Hora de viajar, hora de arrumar as malas. Para que a tarefa não se torne um sacríficio, o ideal é gastar alguns neurônios antes de acomodar as bagagens no porta-malas. O primeiro passo é não se desesperar, já que o primeiro obstáculo é visível: mala demais e espaço de menos. Caso não conte com um bagageiro de teto, o ideal é aproveitar todos os espaços disponíveis, de uma forma quase que matemática.
A primeira dica é se programar. Se pretende sair pela manhã, prefira carregar o carro na noite anterior à viagem. Deixe apenas uma mala de mão para acomodar antes de sair. Antes de fazer isso, tenha certeza que o estepe está calibrado e os equipamentos de segurança (triângulo, chave de roda e ferramentas) estejam em seus devidos lugares.

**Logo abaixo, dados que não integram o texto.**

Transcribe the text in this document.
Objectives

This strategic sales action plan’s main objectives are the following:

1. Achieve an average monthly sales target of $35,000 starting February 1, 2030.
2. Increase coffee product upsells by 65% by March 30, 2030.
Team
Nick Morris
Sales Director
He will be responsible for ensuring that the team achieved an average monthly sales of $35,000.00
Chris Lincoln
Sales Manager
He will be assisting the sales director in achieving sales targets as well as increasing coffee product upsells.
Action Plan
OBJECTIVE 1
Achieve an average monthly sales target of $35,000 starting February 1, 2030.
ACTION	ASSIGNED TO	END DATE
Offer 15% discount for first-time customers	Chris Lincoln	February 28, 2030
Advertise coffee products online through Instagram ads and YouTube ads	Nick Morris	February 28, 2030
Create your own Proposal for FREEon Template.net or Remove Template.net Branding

Além desse cuidado, o motorista não pode esquecer de calibrar os pneus, conforme o peso a ser colocado. O manual do proprietário indica os níveis necessários para carga máxima. Procure arrumar tudo de forma que, numa emergência, não seja necessário esvaziar todo o porta-malas para chegar ao estepe e às ferramentas.
Na hora de acomodar, distribua a bagagem de forma equilibrada pelo porta-malas, não concentrando os objetos de maior peso de um só lado. Malas, bolsas e pacotes colocados incorretamente podem desequilibrar o veículo. Nunca ultrapasse a altura do compartimento ou carregue objetos sobre o tampão. Em caso de acidente, estes objetos poderão ferir os ocupantes, além de atrapalhar a visibilidade. Outro risco do excesso de peso na parte de trás é uma possível falta de estabilidade, já que a dianteira pode ''flutuar'' em caso de peso excessivo no porta-malas.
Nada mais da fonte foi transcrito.